そこで、例えば飲酒運転事故、コロナ禍など大衆の幸福を脅かす事象に対して、まず国会(立法府)が、公開審議を経て有効な対策を法律と予算という形で制定する。それを受けて、内閣(行政府)が全国一律に公平にその法律と予算を執行して国民生活の向上に努力する。その執行過程で政策の不足や欠点が発見されたら、内閣はその点を国会にフィードバックする。その上で、個別に法律に違反する飲酒運転、補助金不正受給など事件が発生したら、それに責任を取らせて法状況を回復させるのが最高裁以下の司法府の仕事である。
これが、日本国憲法が定める三権分立の構造である。
これを「国葬」という課題に当てはめてみると、次のようになる。
私たちが国家という共同生活を送っている以上、国家すなわち主権者国民大衆の幸福の増進に多大な貢献をした偉人の死を、国葬という最高の儀礼で追悼することは、他の民主国家の例を引くまでもなく、あってよい。それは、政治の発展ひいては主権者国民の幸福の増進に資するものである。
だから、国葬については、まず国会が、その国葬に値する人物の基準と式典の概要について法律を定めておくべきである。予算については、当然、突然の事であるから、予備費を支出して国会の事後承認を得る手続きが憲法上認められている。
その点で、今、わが国には「国葬法」が存在していない。だから、国葬法が存在していないのに、法律を「執行」する行政権を担当している内閣が、行政権の名の下に不存在の法律を執行できるはずはない。

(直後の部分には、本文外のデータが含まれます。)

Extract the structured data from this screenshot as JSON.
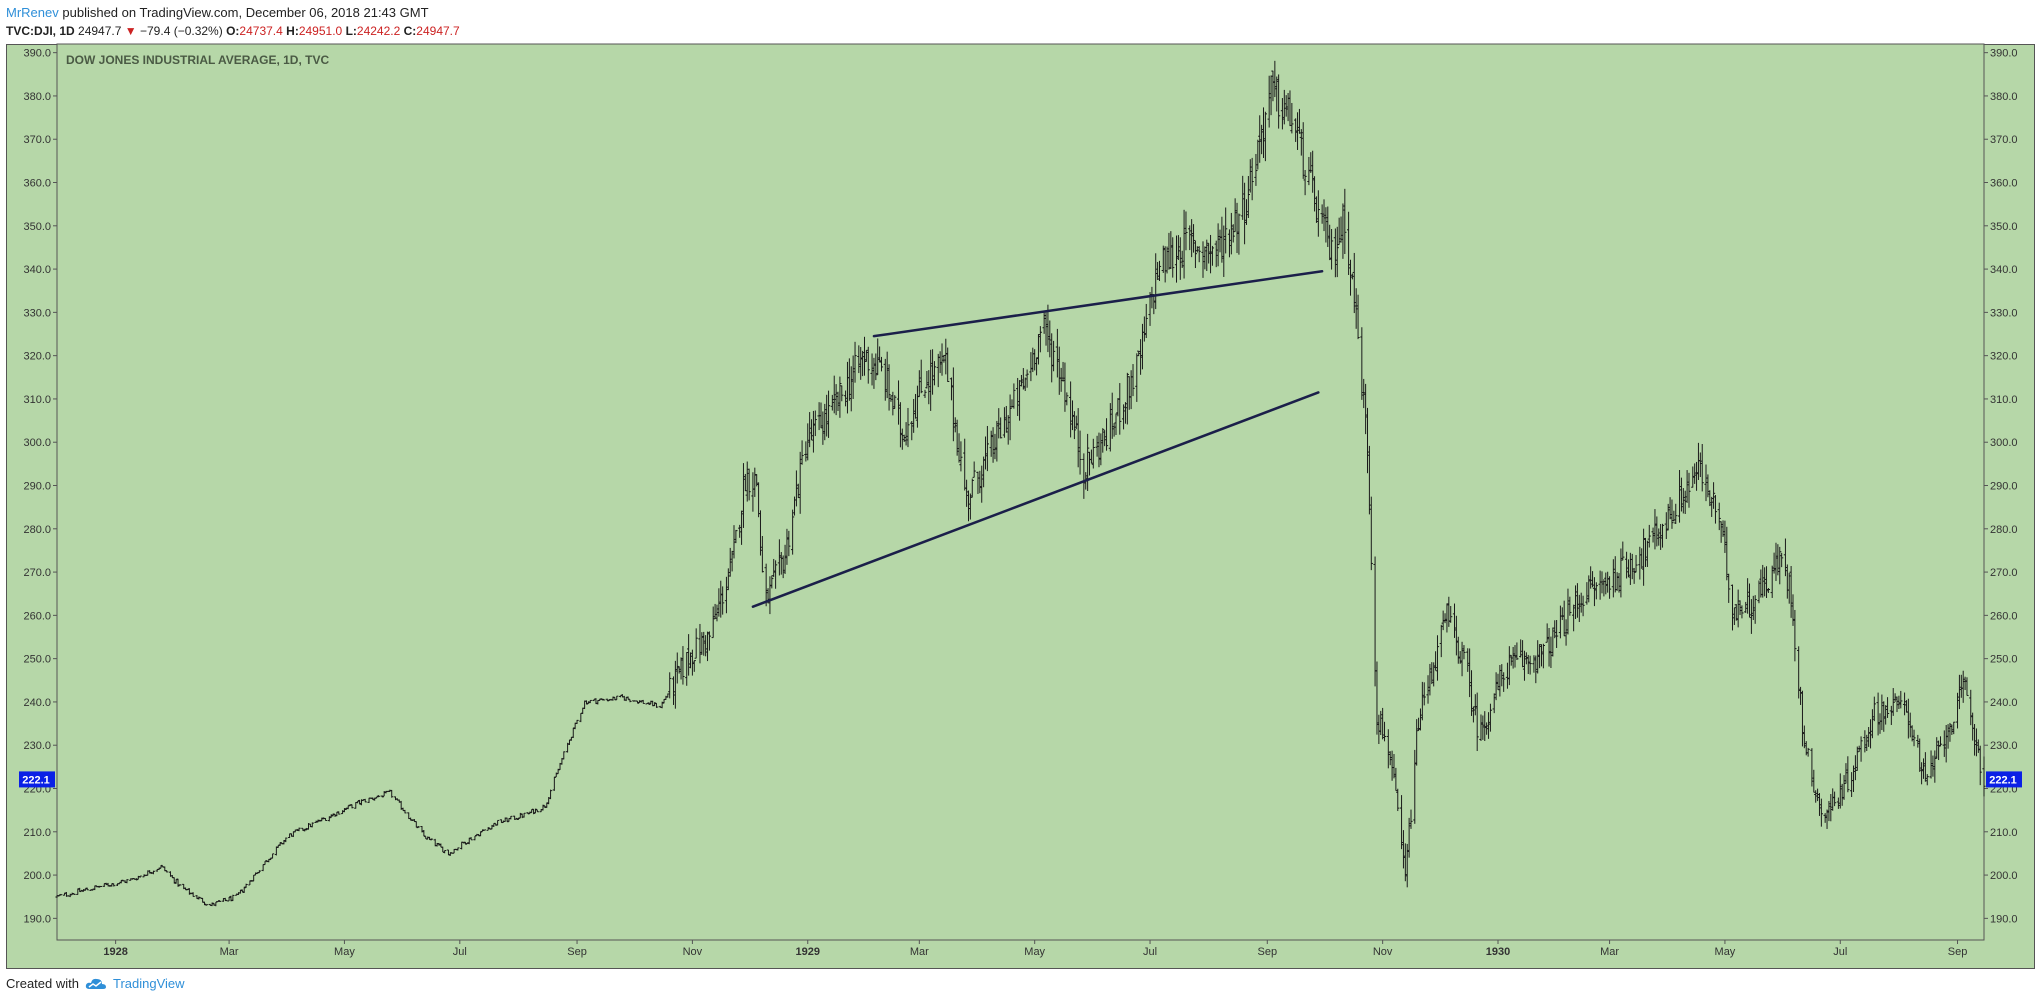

この場合に内閣ができることは、急なことであったので、「安倍元首相の国葬の是非」という議案を憲法72条に基づいて国会に提案することである。
それに対して、国会は、あまり時間がないので、公開審議を経て、「安倍元首相国葬特別法」を制定することも、「安倍元首相の国葬を求める決議」を採択することもできる。そして、内閣はそれを堂々と執行すればよい。